Ask HN: Diaspora Seeds, Proliferation and Cost
There appear to be two main options for Diaspora: hosting your own seed or renting a server.
Obviously not everyone will be able to host their own seed, for a variety of reasons. That means to truly penetrate the "social sphere" enough to reach a tipping point of mass adoption many people with have rent a server. Like with any other use of a server, there are operating costs that must be taken into account.
My question(s) is(are): Among those who choose to rent a seed (or lack the resources to host their own) will there be a willingness to pay for the use of this seed?
If there is a flat rental cost, will that ultimately deter so many people that a tipping point can't be reached?
Is there a privacy-centric mode of generating income that will effectively have these seeds pay for themselves?

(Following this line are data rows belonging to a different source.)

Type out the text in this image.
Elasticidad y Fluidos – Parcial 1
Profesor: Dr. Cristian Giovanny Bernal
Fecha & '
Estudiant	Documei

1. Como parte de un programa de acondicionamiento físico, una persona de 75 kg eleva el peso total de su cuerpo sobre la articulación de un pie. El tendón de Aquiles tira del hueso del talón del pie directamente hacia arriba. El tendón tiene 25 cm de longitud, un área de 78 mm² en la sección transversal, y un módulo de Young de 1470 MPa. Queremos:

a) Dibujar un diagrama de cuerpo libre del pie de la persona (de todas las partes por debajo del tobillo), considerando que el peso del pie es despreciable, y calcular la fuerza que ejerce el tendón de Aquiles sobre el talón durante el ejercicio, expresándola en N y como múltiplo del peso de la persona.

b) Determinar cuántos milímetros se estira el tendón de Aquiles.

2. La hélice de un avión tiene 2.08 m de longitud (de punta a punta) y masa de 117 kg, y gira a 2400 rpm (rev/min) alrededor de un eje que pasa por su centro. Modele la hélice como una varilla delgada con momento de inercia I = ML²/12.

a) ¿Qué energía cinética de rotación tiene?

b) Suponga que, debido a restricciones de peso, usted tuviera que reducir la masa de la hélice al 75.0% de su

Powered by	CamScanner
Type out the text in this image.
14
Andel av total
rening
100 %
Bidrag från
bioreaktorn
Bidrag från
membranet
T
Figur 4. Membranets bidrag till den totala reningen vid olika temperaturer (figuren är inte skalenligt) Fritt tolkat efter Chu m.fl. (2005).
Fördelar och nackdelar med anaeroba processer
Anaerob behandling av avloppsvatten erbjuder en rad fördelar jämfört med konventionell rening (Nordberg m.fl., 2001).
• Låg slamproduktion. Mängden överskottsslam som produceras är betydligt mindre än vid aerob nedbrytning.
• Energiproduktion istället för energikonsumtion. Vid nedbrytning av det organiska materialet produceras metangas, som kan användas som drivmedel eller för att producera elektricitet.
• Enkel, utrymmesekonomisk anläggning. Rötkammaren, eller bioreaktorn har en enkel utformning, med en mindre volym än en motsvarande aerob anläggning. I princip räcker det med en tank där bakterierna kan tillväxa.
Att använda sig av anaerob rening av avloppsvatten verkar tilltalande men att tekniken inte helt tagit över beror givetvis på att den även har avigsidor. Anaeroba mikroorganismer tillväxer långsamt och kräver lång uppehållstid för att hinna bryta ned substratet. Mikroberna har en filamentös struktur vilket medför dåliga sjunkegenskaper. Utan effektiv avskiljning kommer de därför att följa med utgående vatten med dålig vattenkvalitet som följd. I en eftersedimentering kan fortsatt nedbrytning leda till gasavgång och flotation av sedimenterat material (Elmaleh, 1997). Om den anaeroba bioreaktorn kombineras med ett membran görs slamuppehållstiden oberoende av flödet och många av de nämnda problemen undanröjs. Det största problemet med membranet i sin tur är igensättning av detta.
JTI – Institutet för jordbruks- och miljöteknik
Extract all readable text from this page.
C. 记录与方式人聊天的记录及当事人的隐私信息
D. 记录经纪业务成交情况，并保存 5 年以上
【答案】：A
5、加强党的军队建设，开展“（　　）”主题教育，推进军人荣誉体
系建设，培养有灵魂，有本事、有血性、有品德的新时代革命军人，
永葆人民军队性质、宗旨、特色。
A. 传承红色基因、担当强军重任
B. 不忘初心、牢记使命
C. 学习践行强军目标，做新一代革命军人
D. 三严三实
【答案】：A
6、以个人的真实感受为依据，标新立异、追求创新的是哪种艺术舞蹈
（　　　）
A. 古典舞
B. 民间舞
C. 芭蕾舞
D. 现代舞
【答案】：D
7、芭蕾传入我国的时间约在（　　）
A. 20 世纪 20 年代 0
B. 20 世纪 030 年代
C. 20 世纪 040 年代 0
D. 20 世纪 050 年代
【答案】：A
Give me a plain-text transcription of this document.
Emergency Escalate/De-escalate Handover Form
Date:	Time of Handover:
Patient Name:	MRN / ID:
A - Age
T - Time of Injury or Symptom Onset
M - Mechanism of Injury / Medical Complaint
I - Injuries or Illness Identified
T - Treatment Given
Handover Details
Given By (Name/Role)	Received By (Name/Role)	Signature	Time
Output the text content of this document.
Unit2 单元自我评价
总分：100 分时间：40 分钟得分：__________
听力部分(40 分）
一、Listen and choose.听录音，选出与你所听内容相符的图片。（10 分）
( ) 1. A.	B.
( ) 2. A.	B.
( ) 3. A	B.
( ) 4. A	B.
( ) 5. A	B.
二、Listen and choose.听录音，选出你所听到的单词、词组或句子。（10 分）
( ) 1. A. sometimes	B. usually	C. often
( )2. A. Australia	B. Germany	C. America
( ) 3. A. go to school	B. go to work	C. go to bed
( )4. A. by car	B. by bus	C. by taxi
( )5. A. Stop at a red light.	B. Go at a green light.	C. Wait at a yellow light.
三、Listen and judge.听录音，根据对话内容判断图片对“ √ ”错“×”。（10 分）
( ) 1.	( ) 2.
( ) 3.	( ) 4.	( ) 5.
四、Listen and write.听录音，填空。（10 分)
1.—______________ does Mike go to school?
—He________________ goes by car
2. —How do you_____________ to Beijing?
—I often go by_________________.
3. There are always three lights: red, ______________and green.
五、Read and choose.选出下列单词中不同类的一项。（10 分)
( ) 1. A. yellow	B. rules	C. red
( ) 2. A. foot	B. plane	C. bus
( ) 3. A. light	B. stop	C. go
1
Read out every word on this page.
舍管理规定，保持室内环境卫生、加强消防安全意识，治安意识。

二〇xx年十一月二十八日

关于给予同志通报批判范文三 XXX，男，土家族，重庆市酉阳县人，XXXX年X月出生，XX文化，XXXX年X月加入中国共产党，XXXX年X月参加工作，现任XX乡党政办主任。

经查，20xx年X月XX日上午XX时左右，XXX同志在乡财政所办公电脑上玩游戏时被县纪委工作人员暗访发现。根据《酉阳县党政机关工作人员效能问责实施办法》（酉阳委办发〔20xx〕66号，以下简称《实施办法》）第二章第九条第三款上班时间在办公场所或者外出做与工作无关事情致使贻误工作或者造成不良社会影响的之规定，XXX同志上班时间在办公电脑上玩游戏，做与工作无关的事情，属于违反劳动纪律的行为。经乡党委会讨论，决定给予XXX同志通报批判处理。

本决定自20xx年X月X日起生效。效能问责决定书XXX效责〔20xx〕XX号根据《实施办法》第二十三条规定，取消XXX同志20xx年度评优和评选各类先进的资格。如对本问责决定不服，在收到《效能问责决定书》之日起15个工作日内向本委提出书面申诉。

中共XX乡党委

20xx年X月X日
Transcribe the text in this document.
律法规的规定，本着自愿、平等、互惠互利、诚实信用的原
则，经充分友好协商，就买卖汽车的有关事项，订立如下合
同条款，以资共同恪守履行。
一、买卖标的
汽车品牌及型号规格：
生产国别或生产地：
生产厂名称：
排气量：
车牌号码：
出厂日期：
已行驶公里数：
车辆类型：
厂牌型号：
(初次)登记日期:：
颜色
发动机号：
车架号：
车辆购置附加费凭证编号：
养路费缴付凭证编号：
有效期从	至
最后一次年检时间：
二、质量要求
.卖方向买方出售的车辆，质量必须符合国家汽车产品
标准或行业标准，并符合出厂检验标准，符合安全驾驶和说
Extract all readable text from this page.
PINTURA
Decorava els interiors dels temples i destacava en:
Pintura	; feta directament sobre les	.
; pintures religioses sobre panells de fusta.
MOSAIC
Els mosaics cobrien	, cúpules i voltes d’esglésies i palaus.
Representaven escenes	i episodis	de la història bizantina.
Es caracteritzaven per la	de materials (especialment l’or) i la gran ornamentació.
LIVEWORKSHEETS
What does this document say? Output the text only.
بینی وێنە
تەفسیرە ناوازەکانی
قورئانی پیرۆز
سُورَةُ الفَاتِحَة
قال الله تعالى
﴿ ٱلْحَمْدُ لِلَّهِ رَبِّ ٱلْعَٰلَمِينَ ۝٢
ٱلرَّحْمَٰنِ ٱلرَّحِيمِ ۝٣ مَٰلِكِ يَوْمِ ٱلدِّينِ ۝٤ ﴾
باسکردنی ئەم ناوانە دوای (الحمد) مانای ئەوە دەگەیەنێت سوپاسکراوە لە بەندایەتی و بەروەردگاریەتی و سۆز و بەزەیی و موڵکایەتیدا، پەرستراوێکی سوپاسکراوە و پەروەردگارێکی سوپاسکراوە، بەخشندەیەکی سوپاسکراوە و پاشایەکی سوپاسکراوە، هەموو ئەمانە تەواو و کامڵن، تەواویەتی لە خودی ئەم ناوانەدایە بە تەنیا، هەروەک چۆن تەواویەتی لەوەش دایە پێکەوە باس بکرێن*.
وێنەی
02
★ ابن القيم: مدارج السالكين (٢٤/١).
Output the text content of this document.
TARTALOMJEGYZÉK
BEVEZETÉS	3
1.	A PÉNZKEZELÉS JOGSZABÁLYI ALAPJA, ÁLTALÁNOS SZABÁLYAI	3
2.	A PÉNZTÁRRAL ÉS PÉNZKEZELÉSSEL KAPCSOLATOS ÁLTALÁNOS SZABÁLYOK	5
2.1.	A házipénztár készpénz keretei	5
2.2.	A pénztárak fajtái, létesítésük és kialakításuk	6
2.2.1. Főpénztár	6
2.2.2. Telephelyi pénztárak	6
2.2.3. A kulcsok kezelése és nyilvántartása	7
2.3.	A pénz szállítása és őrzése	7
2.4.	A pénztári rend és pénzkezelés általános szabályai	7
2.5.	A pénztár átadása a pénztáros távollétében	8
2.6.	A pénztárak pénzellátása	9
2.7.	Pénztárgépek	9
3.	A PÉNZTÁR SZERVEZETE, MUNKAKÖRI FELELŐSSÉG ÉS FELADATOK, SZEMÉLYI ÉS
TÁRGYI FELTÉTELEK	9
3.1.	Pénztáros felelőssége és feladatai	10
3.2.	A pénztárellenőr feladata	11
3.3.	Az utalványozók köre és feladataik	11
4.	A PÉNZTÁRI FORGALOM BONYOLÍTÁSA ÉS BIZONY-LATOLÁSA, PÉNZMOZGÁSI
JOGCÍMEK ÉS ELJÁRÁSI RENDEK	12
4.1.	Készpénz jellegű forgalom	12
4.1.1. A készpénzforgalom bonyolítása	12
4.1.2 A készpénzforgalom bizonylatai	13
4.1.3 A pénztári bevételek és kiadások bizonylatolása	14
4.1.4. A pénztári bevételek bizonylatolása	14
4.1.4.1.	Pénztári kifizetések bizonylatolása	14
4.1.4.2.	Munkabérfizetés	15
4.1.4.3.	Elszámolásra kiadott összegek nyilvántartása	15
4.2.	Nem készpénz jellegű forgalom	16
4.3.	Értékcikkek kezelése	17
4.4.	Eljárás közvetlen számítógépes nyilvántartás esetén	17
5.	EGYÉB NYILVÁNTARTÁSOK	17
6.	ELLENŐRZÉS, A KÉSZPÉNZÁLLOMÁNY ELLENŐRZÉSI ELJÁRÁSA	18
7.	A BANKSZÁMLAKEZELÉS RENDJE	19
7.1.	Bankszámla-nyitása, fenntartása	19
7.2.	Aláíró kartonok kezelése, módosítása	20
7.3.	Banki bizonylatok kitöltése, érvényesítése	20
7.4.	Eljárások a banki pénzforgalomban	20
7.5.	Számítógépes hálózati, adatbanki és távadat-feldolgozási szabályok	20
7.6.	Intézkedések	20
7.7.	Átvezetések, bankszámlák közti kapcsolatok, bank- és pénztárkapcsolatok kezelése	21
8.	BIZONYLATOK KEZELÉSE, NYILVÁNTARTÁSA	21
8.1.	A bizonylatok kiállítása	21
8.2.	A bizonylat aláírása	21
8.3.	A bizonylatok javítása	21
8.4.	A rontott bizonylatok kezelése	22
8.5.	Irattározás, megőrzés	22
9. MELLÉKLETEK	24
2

There seems to be a fine balancing act between whether the added privacy and benefits of decentralization will outweigh the costs of renting a seed to the point of which a mass-adoption can still take place. But where is that middle ground?
What are your thoughts?
6 comments
[ 4.1 ms ] story [ 29.2 ms ] threadNobody said they couldn't show some ads to make it pay for itself. All that is needed is a change in transparency and some kind of safeguard against abuse.
Facebook is doing pretty good, except for those two points. Diaspora wants to fix things that don't need fixing and will spend a lot of their work on it as well as limiting their chances of success by adding an immediate barrier to entry, either in the form of a 'seedbox' (which, for instance where I live would be against the t.o.s. of most providers) or by having to pay a relatively large amount of money per month.
Also, I think hosting can be done for $99/year which doesn't seem like that much to me.
It looks like they want to distribute via a virtual machine image, and that you need a dedicated web-server in order to be discoverable.